Para Rita Sousa Gomes, um dos maiores desafios da parentalidade atual é, paradoxalmente, a abundância de informação. “Vivemos num tempo com acesso ilimitado à informação, mas com pouco filtro e excesso de opiniões. Isso pode gerar muita insegurança. Os pais sentem que precisam de ser perfeitos, querem fazer tudo ‘segundo as guidelines’ e têm muito medo de errar. Ao mesmo tempo, a exigência profissional e social muitas vezes rouba-lhes espaço para simplesmente estar com os filhos”.

a minha pediatra cuida de mim
a minha pediatra cuida de mim

Uma nova realidade no relacionamento com as famílias

Ainda assim, acredita que está a acontecer uma mudança positiva na forma como os médicos se relacionam com as famílias. “Quero acreditar que sim. Que estamos a viver uma fase de maior abertura e inovação na forma como comunicamos, sem que isso signifique que antes não havia empatia ou proximidade. Muito pelo contrário.” Refere que sempre conheceu médicos “profundamente humanos, atentos e próximos das famílias”. O que existe hoje, acrescenta, é “uma vontade crescente de tornar o conhecimento acessível fora do consultório também, através das redes sociais, de projetos como o ‘Bê à Bá da Pediatria’, de livros, de vídeos.” E conclui: “Não é uma rutura com o passado, é uma continuidade com novas ferramentas. E sinto que os pais reconhecem e valorizam isso cada vez mais”.

Apesar de ainda não poder revelar detalhes, deixa a promessa de que este livro pode ser apenas o início. “Há tantos aspetos do crescimento e da infância que merecem ser contados de forma acessível e com afeto. Sinto que este formato tem muito para oferecer, tanto às crianças como aos adultos que as acompanham. Tenho várias ideias em mente e a vontade de continuar a escrever permanece muito viva”.

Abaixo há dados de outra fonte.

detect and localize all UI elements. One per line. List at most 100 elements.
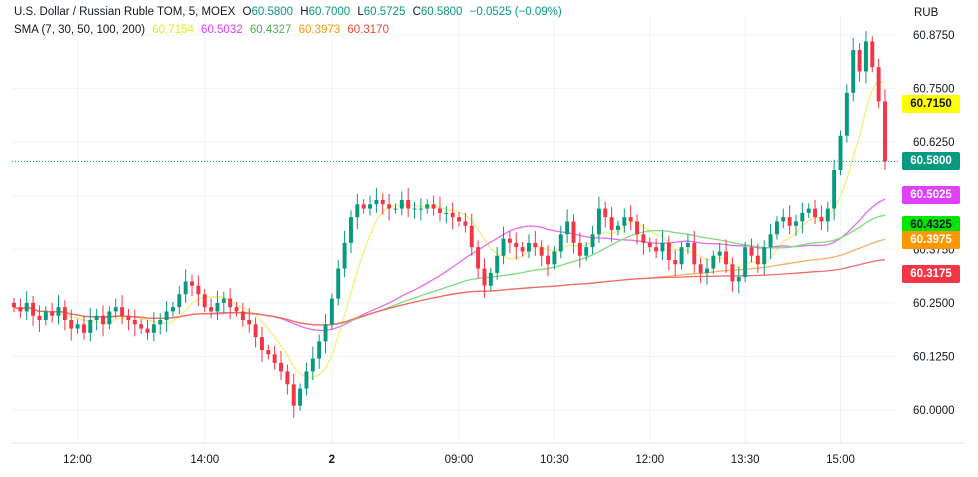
time-tick-label: 15:00 — [826, 454, 855, 466]
axis-price-label: 60.3975 — [902, 230, 960, 249]
candle-body — [730, 264, 735, 282]
candle-body — [94, 315, 99, 320]
candle-body — [101, 315, 105, 325]
candle-body — [679, 247, 684, 265]
candle-body — [444, 212, 449, 214]
candle-body — [323, 324, 328, 342]
sma-200-line — [13, 259, 886, 326]
candle-body — [37, 315, 42, 320]
candle-body — [526, 242, 531, 252]
sma-50-line — [13, 214, 886, 326]
price-tick-label: 60.8750 — [913, 30, 955, 42]
candle-body — [437, 208, 442, 213]
price-tick-label: 60.0000 — [913, 405, 955, 417]
candle-body — [259, 337, 264, 350]
price-tick-label: 60.6250 — [913, 137, 955, 149]
candle-body — [75, 324, 80, 329]
candle-body — [113, 307, 118, 312]
candle-body — [202, 294, 207, 308]
candle-body — [190, 281, 194, 286]
candle-body — [558, 234, 563, 252]
time-axis[interactable]: 12:00 14:00 2 09:00 10:30 12:00 13:30 15:00 — [63, 454, 855, 466]
candle-body — [717, 251, 722, 256]
candle-body — [81, 324, 86, 333]
candle-body — [539, 247, 544, 256]
candle-body — [800, 212, 805, 222]
candle-body — [196, 285, 201, 295]
candle-body — [552, 251, 557, 265]
candle-body — [107, 311, 112, 325]
candle-body — [469, 225, 474, 248]
change-value: −0.0525 (−0.09%) — [469, 6, 562, 18]
candle-body — [342, 242, 347, 269]
sma-legend: SMA (7, 30, 50, 100, 200) 60.7154 60.503… — [14, 24, 393, 36]
sma-200-value: 60.3170 — [347, 24, 389, 36]
candle-body — [361, 204, 366, 209]
price-tick-label: 60.2500 — [913, 298, 955, 310]
candle-body — [736, 277, 741, 282]
candle-body — [596, 208, 601, 235]
candle-body — [838, 135, 843, 170]
grid-lines — [12, 14, 895, 443]
candle-body — [883, 101, 887, 162]
candle-body — [851, 50, 856, 93]
candle-body — [374, 200, 379, 205]
candle-body — [253, 324, 258, 338]
candle-body — [844, 92, 849, 136]
candle-body — [62, 307, 67, 320]
candle-body — [317, 341, 322, 359]
candle-body — [336, 268, 341, 299]
candle-body — [380, 200, 385, 205]
candle-body — [501, 238, 506, 256]
time-tick-label: 13:30 — [731, 454, 760, 466]
candle-body — [355, 204, 360, 218]
time-tick-label: 2 — [329, 454, 335, 466]
candle-body — [692, 242, 697, 265]
candle-body — [685, 242, 690, 248]
candle-body — [616, 225, 620, 230]
candle-body — [755, 255, 760, 265]
candle-body — [285, 371, 290, 385]
candle-body — [698, 264, 703, 273]
time-tick-label: 14:00 — [190, 454, 219, 466]
axis-price-label: 60.7150 — [902, 94, 960, 113]
candle-body — [50, 311, 55, 316]
sma-50-value: 60.4327 — [249, 24, 292, 36]
candle-body — [24, 302, 29, 312]
candle-body — [12, 302, 16, 308]
candle-body — [806, 208, 811, 213]
symbol-legend: U.S. Dollar / Russian Ruble TOM, 5, MOEX… — [14, 6, 566, 18]
candle-body — [291, 384, 296, 406]
candle-body — [762, 247, 767, 265]
candle-body — [647, 242, 652, 248]
candle-body — [88, 320, 93, 333]
low-key: L — [357, 6, 364, 18]
candle-body — [393, 208, 398, 210]
candle-body — [170, 307, 175, 312]
axis-price-label: 60.5025 — [902, 185, 960, 204]
candle-body — [126, 315, 131, 320]
candle-body — [577, 242, 582, 256]
candle-body — [387, 204, 392, 209]
sma-100-line — [13, 238, 886, 326]
candle-body — [565, 221, 570, 235]
currency-label: RUB — [914, 7, 939, 19]
candle-body — [654, 247, 659, 252]
candle-body — [43, 311, 48, 320]
sma-lines — [13, 79, 886, 379]
close-key: C — [412, 6, 421, 18]
candle-body — [412, 208, 417, 210]
candle-body — [463, 221, 468, 226]
candle-body — [368, 204, 373, 209]
candle-body — [272, 354, 277, 363]
candle-body — [571, 221, 576, 243]
candle-body — [832, 170, 837, 209]
candle-body — [749, 247, 754, 256]
candle-body — [221, 298, 226, 303]
candle-body — [399, 200, 404, 209]
candle-body — [660, 242, 665, 252]
candle-body — [298, 388, 303, 406]
candle-body — [673, 260, 678, 265]
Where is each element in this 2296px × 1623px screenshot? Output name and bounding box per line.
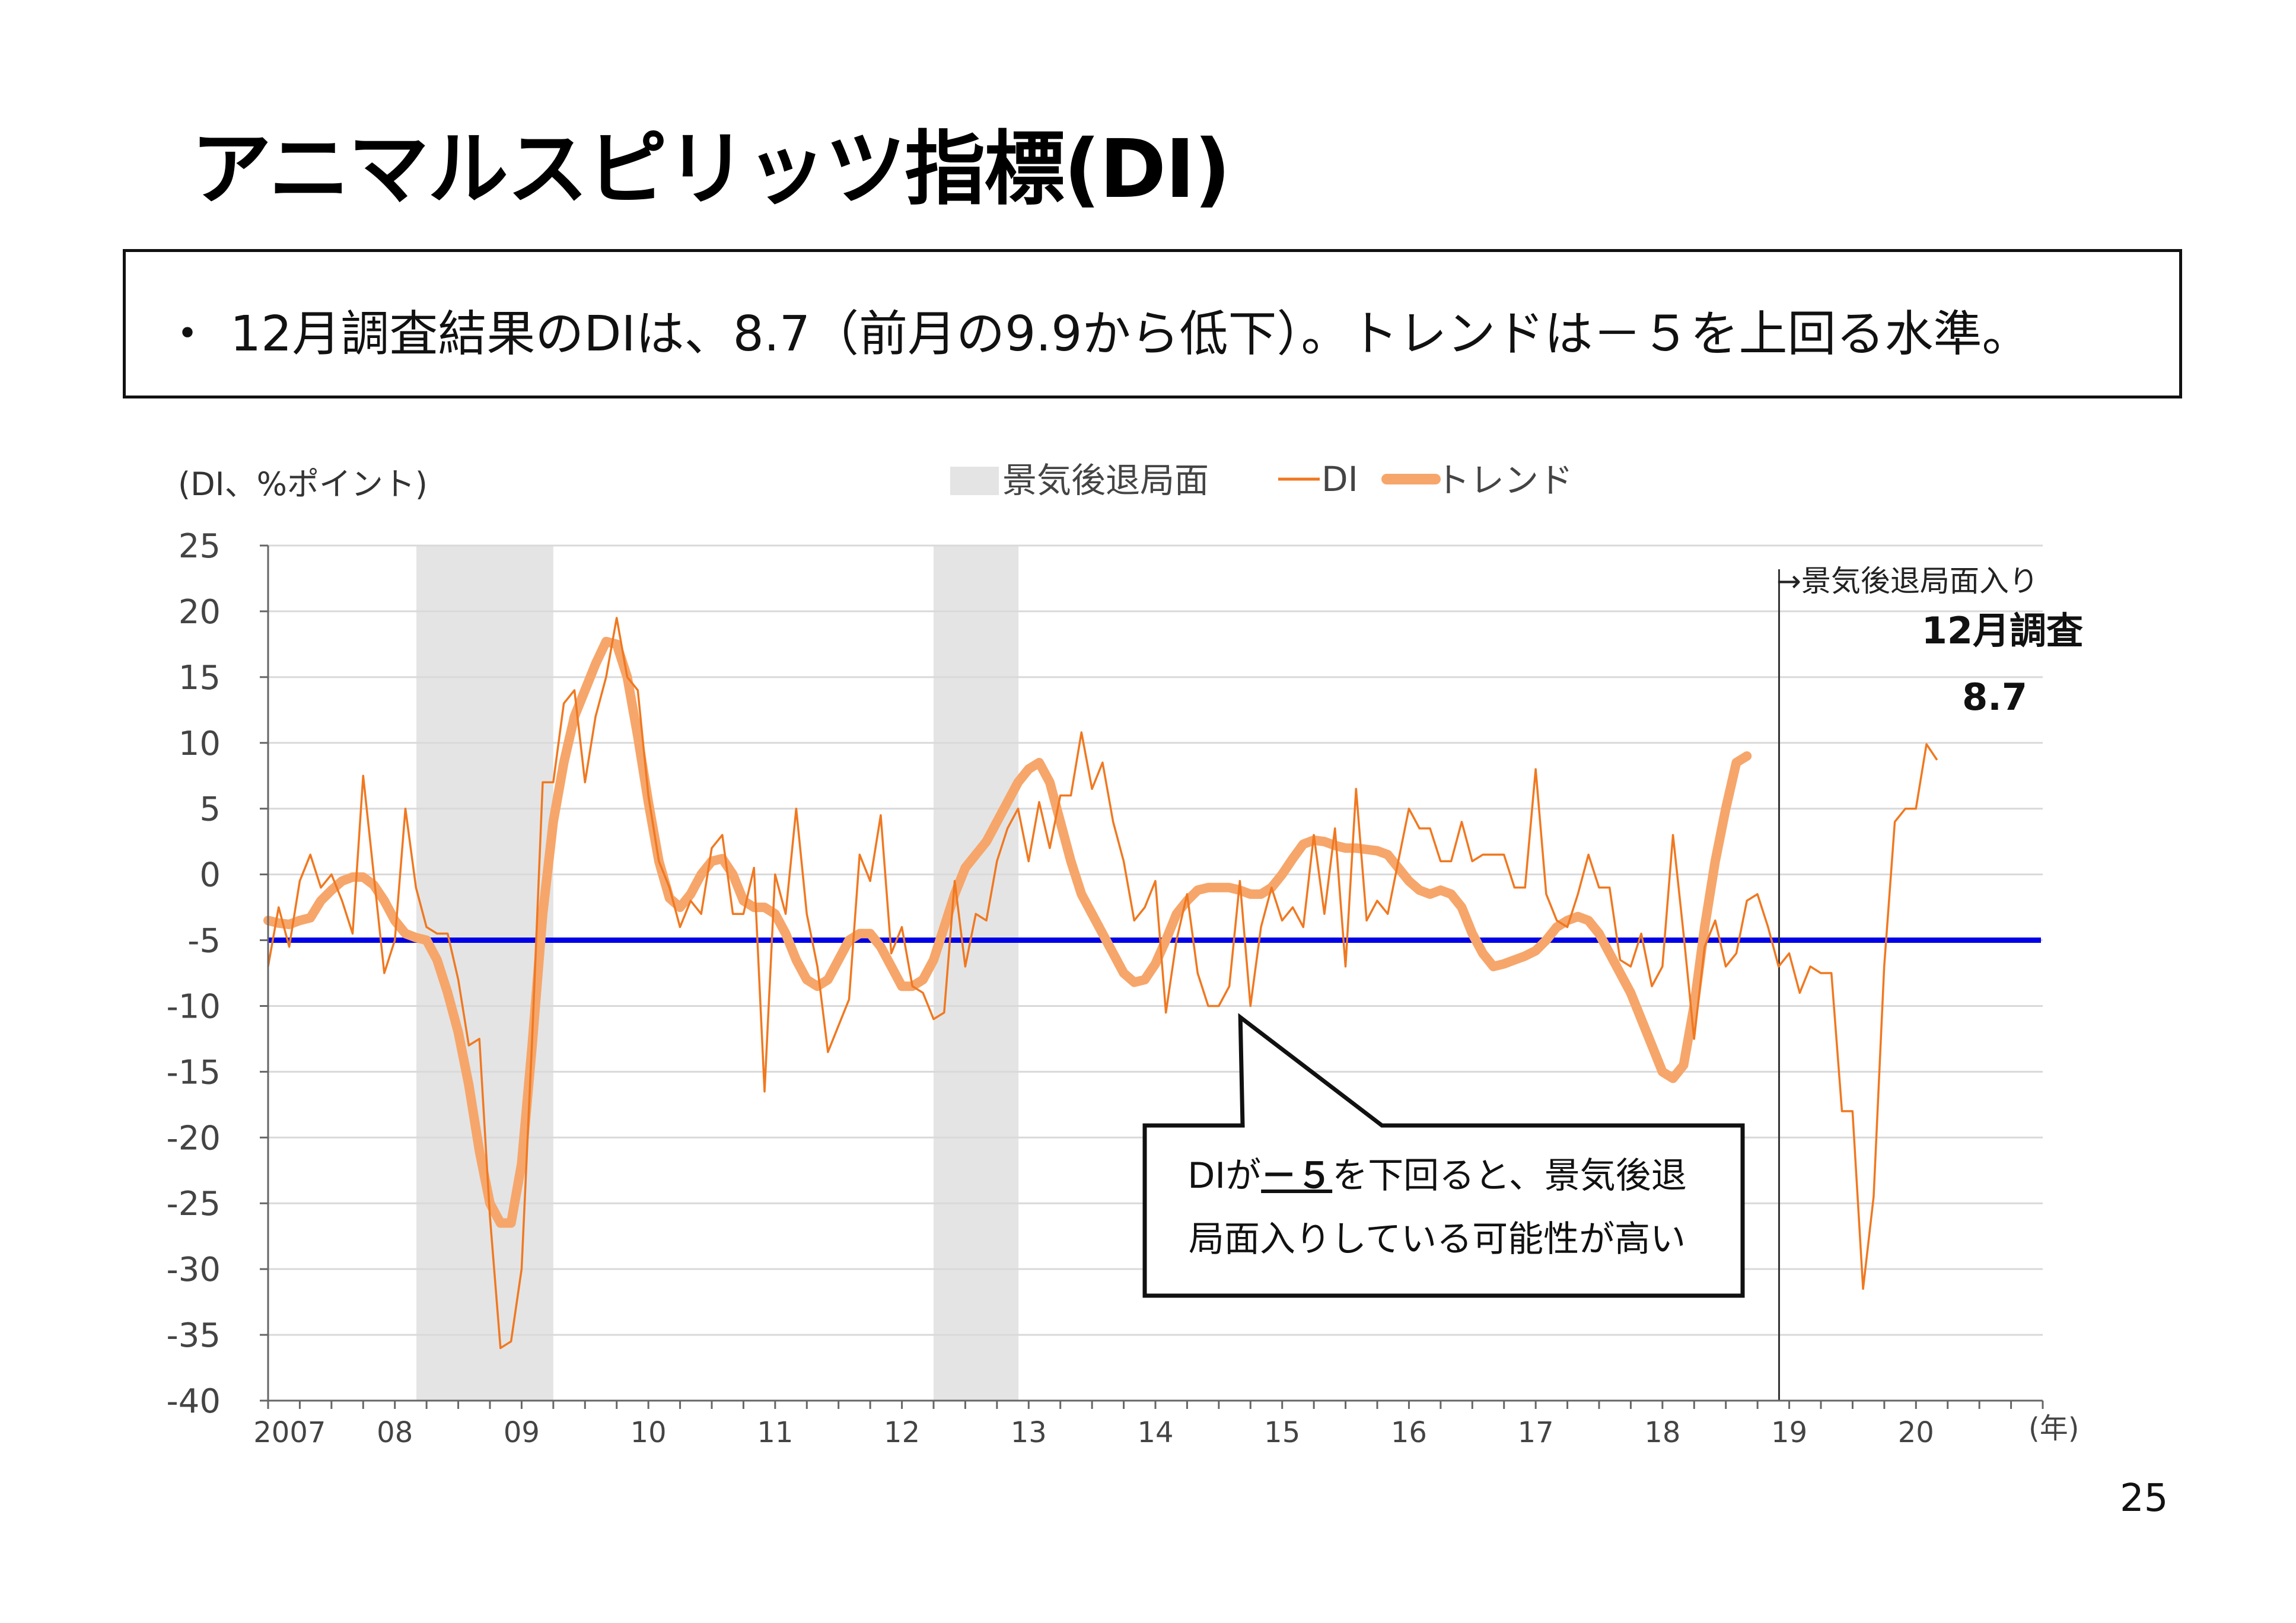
y-tick-label: -30 — [167, 1251, 221, 1289]
callout-line-1-after: を下回ると、景気後退 — [1332, 1155, 1687, 1197]
legend-di-label: DI — [1321, 459, 1358, 499]
x-tick-label: 12 — [884, 1416, 920, 1449]
x-tick-label: 10 — [630, 1416, 667, 1449]
y-tick-label: 10 — [179, 725, 221, 763]
y-tick-label: -10 — [167, 987, 221, 1026]
x-tick-label: 09 — [504, 1416, 540, 1449]
legend-trend-label: トレンド — [1435, 460, 1573, 500]
callout-line-1-before: DIが — [1187, 1155, 1261, 1197]
legend: 景気後退局面 DI トレンド — [950, 459, 1573, 500]
y-tick-label: 25 — [179, 527, 221, 566]
di-series-line — [267, 617, 1938, 1350]
y-tick-label: 15 — [179, 659, 221, 697]
y-tick-label: -35 — [167, 1316, 221, 1355]
latest-survey-label: 12月調査 — [1922, 609, 2083, 652]
x-tick-label: 13 — [1011, 1416, 1047, 1449]
summary-box — [123, 249, 2182, 398]
summary-bullet: ・ — [163, 306, 212, 362]
summary-text: 12月調査結果のDIは、8.7（前月の9.9から低下）。トレンドは－５を上回る水… — [230, 306, 2031, 362]
y-tick-label: 5 — [199, 790, 221, 829]
callout-line-1: DIが－５を下回ると、景気後退 — [1187, 1155, 1687, 1197]
y-tick-label: -25 — [167, 1185, 221, 1223]
y-tick-label: -40 — [167, 1382, 221, 1421]
y-tick-label: -5 — [187, 922, 221, 961]
legend-recession-label: 景気後退局面 — [1002, 460, 1209, 500]
x-tick-label: 19 — [1771, 1416, 1807, 1449]
recession-entry-note: →景気後退局面入り — [1776, 564, 2039, 598]
x-tick-label: 2007 — [253, 1416, 326, 1449]
callout-emphasis: －５ — [1261, 1155, 1332, 1197]
x-tick-label: 11 — [757, 1416, 793, 1449]
callout-box: DIが－５を下回ると、景気後退 局面入りしている可能性が高い — [1142, 1013, 1745, 1298]
legend-recession-swatch — [950, 467, 999, 495]
page-number: 25 — [2120, 1477, 2168, 1520]
x-tick-label: 17 — [1518, 1416, 1554, 1449]
x-tick-label: 18 — [1644, 1416, 1680, 1449]
callout-line-2: 局面入りしている可能性が高い — [1189, 1219, 1686, 1260]
x-tick-label: 08 — [377, 1416, 413, 1449]
y-tick-label: 20 — [179, 593, 221, 632]
y-tick-label: -20 — [167, 1119, 221, 1158]
x-tick-label: 15 — [1264, 1416, 1300, 1449]
latest-value-label: 8.7 — [1962, 675, 2027, 719]
x-tick-label: 20 — [1898, 1416, 1934, 1449]
x-tick-label: 14 — [1137, 1416, 1173, 1449]
x-tick-label: 16 — [1391, 1416, 1427, 1449]
x-axis-unit-label: (年) — [2028, 1412, 2079, 1445]
trend-series-line — [263, 636, 1752, 1228]
page-title: アニマルスピリッツ指標(DI) — [191, 123, 1231, 216]
y-axis-label: (DI、%ポイント) — [178, 465, 428, 503]
y-tick-label: -15 — [167, 1053, 221, 1092]
callout-bubble — [1142, 1013, 1745, 1298]
y-tick-label: 0 — [199, 856, 221, 895]
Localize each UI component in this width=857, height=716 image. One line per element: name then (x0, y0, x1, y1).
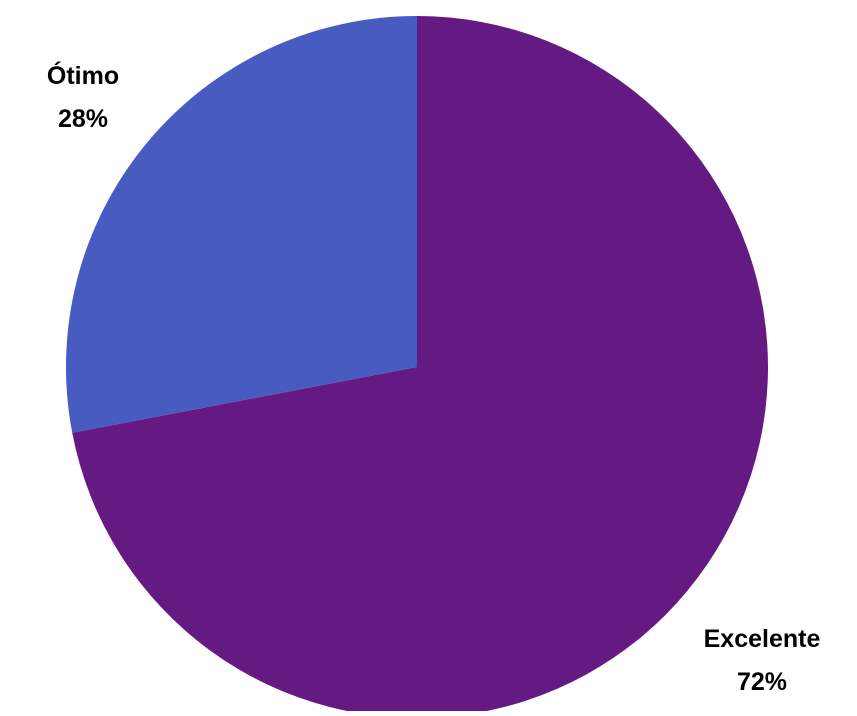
slice-value-label: 72% (737, 668, 787, 696)
pie-labels: Excelente 72% Ótimo 28% (47, 60, 821, 696)
slice-label: Excelente (704, 625, 821, 653)
pie-slices (65, 16, 768, 716)
slice-value-label: 28% (58, 105, 108, 133)
pie-slice-otimo (65, 16, 417, 433)
slice-label: Ótimo (47, 60, 119, 90)
pie-slice-excelente (72, 16, 768, 716)
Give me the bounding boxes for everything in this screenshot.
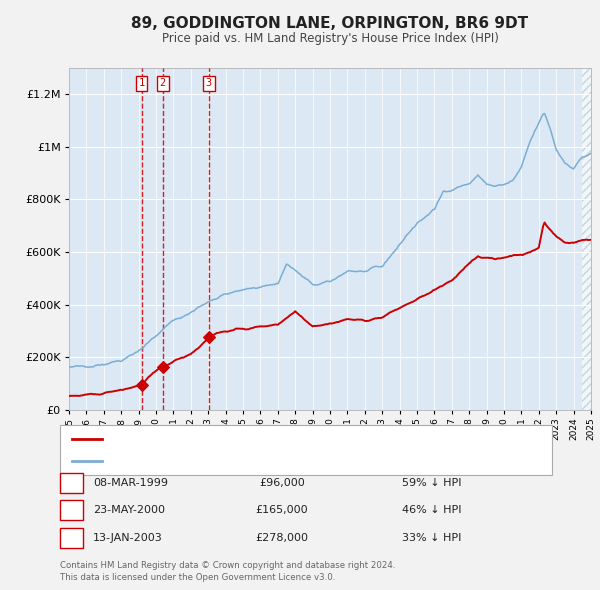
Text: HPI: Average price, detached house, Bromley: HPI: Average price, detached house, Brom…	[105, 456, 341, 466]
Text: 46% ↓ HPI: 46% ↓ HPI	[402, 506, 461, 515]
Text: 3: 3	[206, 78, 212, 88]
Text: 33% ↓ HPI: 33% ↓ HPI	[402, 533, 461, 543]
Text: 2: 2	[160, 78, 166, 88]
Text: Contains HM Land Registry data © Crown copyright and database right 2024.: Contains HM Land Registry data © Crown c…	[60, 560, 395, 570]
Text: Price paid vs. HM Land Registry's House Price Index (HPI): Price paid vs. HM Land Registry's House …	[161, 32, 499, 45]
Text: 3: 3	[68, 533, 75, 543]
Text: £165,000: £165,000	[256, 506, 308, 515]
Point	[137, 380, 146, 389]
Text: This data is licensed under the Open Government Licence v3.0.: This data is licensed under the Open Gov…	[60, 572, 335, 582]
Text: 2: 2	[68, 506, 75, 515]
Text: 89, GODDINGTON LANE, ORPINGTON, BR6 9DT (detached house): 89, GODDINGTON LANE, ORPINGTON, BR6 9DT …	[105, 434, 444, 444]
Text: 59% ↓ HPI: 59% ↓ HPI	[402, 478, 461, 487]
Text: 1: 1	[68, 478, 75, 487]
Text: 1: 1	[139, 78, 145, 88]
Text: 08-MAR-1999: 08-MAR-1999	[93, 478, 168, 487]
Text: £96,000: £96,000	[259, 478, 305, 487]
Text: 89, GODDINGTON LANE, ORPINGTON, BR6 9DT: 89, GODDINGTON LANE, ORPINGTON, BR6 9DT	[131, 16, 529, 31]
Text: 23-MAY-2000: 23-MAY-2000	[93, 506, 165, 515]
Text: 13-JAN-2003: 13-JAN-2003	[93, 533, 163, 543]
Point	[204, 332, 214, 342]
Text: £278,000: £278,000	[256, 533, 308, 543]
Point	[158, 362, 167, 371]
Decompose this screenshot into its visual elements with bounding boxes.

O retorno dos leitores tem sido comovente. Rita recorda, em particular, uma mensagem que recebeu recentemente: “Uma mãe partilhou comigo que o filho, que sempre recusava ervilhas, depois de lerem o conto da Teresa pediu para as provar. Disse: ‘Quero experimentar, como a Teresa.’” E é nesses pequenos gestos, diz, que se revela o verdadeiro alcance da obra: “São momentos assim que mostram o poder das histórias, não para impor comportamentos, mas para inspirar mudanças verdadeiras a partir da identificação e da empatia”.